As soon as she said that, I remember, Jack lost his grip of the unit and it dropped on the floor. There was a snapping sound and my ribs rattled. His neck. His neck, I thought. Jill fell onto the floor on her knees and began uselessly fondling the unit around the blue cubes. Jack came down and immediately pressed in certain corners of the unit. We heard a sizzle and then a release of pressure, like a breath. And then we heard crying.

Jill lifted Cheston out of the machine, a blue naked boy, his skin the complexion and texture of a big wet raisin. She kissed him and cried and brought him into the kitchen and lifted her shirt and breastfed him as if she had been doing it every day for the past five months.

They explained the situation to their family, but when they heard about it, it was very much unlike he had been raised from the dead.

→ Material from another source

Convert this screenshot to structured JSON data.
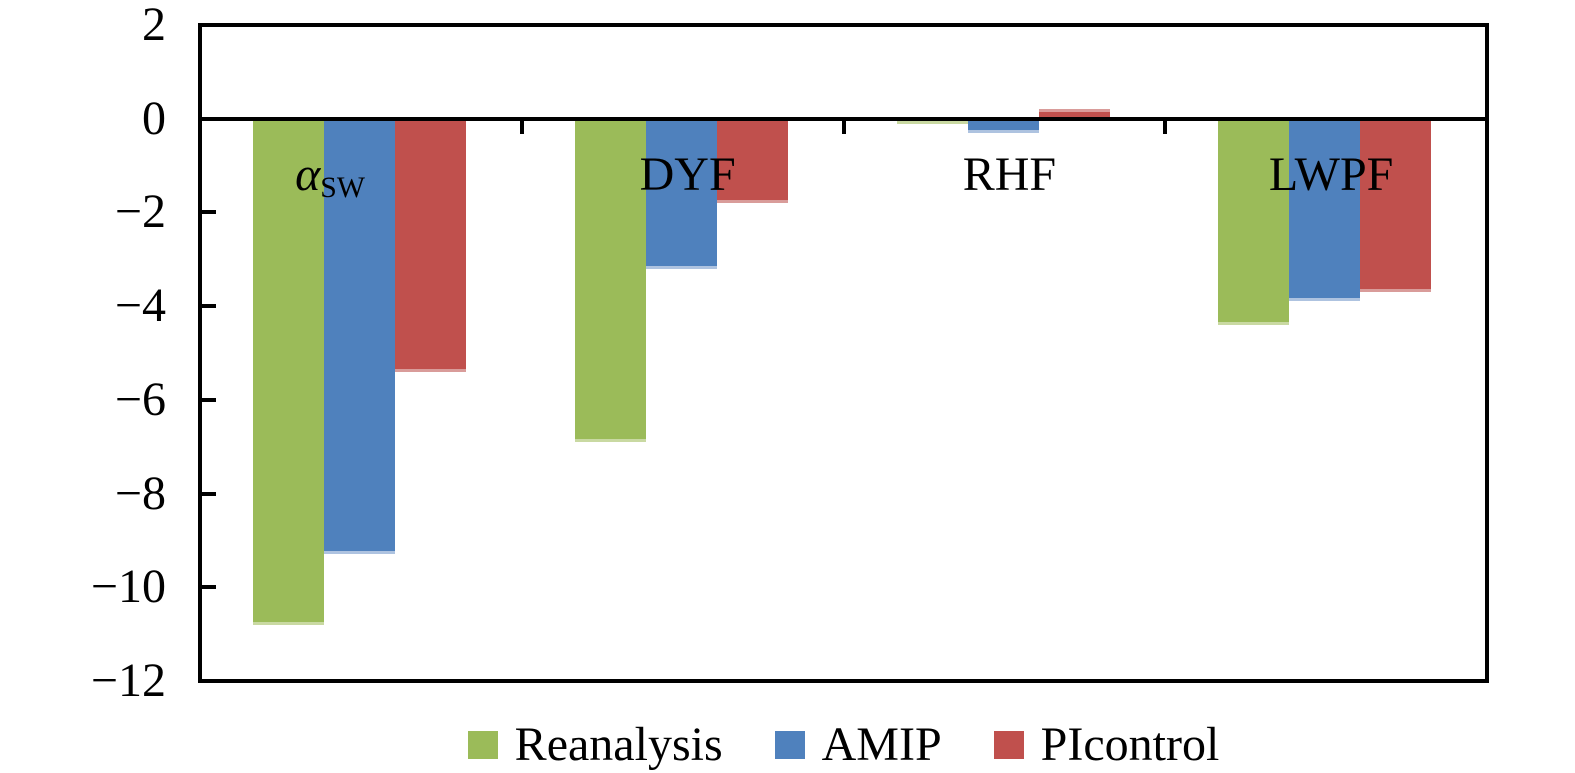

The whole family treated him like some secret, something to be whispered about. And they loved him. But I don’t think any love passed between our friends and their family after that. I don’t know if they were scared of the LPO or the police, but Jill stopped inviting her family over. And they stopped inviting her. Then they stopped talking to each other. And two years later, Cheston died of cancer.

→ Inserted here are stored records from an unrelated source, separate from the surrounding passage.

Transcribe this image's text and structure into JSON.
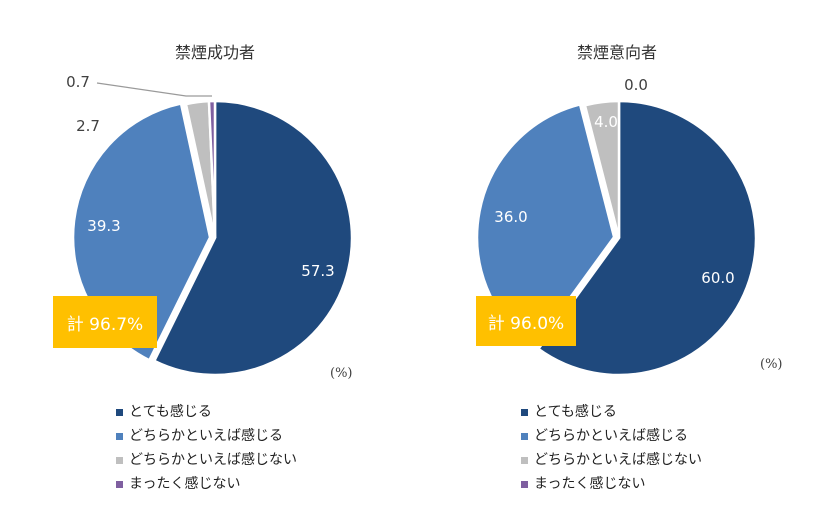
{
  "colors": {
    "very": "#1F497D",
    "somewhat": "#4F81BD",
    "not_really": "#BFBFBF",
    "not_at_all": "#7F5FA0",
    "total_box": "#FFC000"
  },
  "unit_label": "(%)",
  "legend": [
    "とても感じる",
    "どちらかといえば感じる",
    "どちらかといえば感じない",
    "まったく感じない"
  ],
  "chart_data": [
    {
      "type": "pie",
      "title": "禁煙成功者",
      "categories": [
        "とても感じる",
        "どちらかといえば感じる",
        "どちらかといえば感じない",
        "まったく感じない"
      ],
      "values": [
        57.3,
        39.3,
        2.7,
        0.7
      ],
      "labels": [
        "57.3",
        "39.3",
        "2.7",
        "0.7"
      ],
      "total_label": "計 96.7%"
    },
    {
      "type": "pie",
      "title": "禁煙意向者",
      "categories": [
        "とても感じる",
        "どちらかといえば感じる",
        "どちらかといえば感じない",
        "まったく感じない"
      ],
      "values": [
        60.0,
        36.0,
        4.0,
        0.0
      ],
      "labels": [
        "60.0",
        "36.0",
        "4.0",
        "0.0"
      ],
      "total_label": "計 96.0%"
    }
  ]
}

It made sense to put your child in a unit back then. The cancer pandemic was real and it was serious. Like cancer had always been, it was unexplainable. But around the middle of that first decade, cancer acted differently than it ever had. A lot of people thought it was adapting. Like they knew what cancer even was. We have a better idea of it now almost forty years later, but our better ideas about it are simply that we now know we knew nothing. It’s a start. There was a peak period where a lot of older women were getting breast cancer and older men prostate cancer. But polls showed a steady increase of cancer developing in younger and younger demographics. Around 2010 and 2011, the majority—by which I mean, over 50%—of two and three year olds were dying of any and all forms of cancer. Abortion was becoming increasingly popular for parents to deal with this, but with such a dramatic decrease in population growth, it was becoming a very bad option for the country. In the midst of this, the No-Cryo Company stepped in. The company promised an alternative to both abortion and raising a child doomed to die. They would provide you with a sleeping jar that would preserve the life of your newborn, until a cure for cancer was found. The child, they said, could be preserved indefinitely by their advanced techniques. Allegedly, most profit went to private research to find a cure. Not a bad deal for most parents, except the units were exceedingly expensive to buy and even more expensive to maintain. Besides, few knew about it and if they did, they only told people that would consider the sleeping jar as an immediate option for their family. It was not legal.

Before Cheston died of cancer, I got pregnant. I was twenty-one. It was my first child. I had to make a choice. I could have either raised my child, who would probably die within three years, or I could give her a real chance at a better life. I had seen that the unit kept Cheston alive for over five months. And in the span of time between first meeting Cheston and getting pregnant, No-Cryo had gone public and was undergoing heavy reformation—so was the LPO, which was becoming less of a threat.

Michael and I agreed. We were going to put our first and only daughter, Sarah, into a sleeping jar and hope and pray for the day they’d find a cure.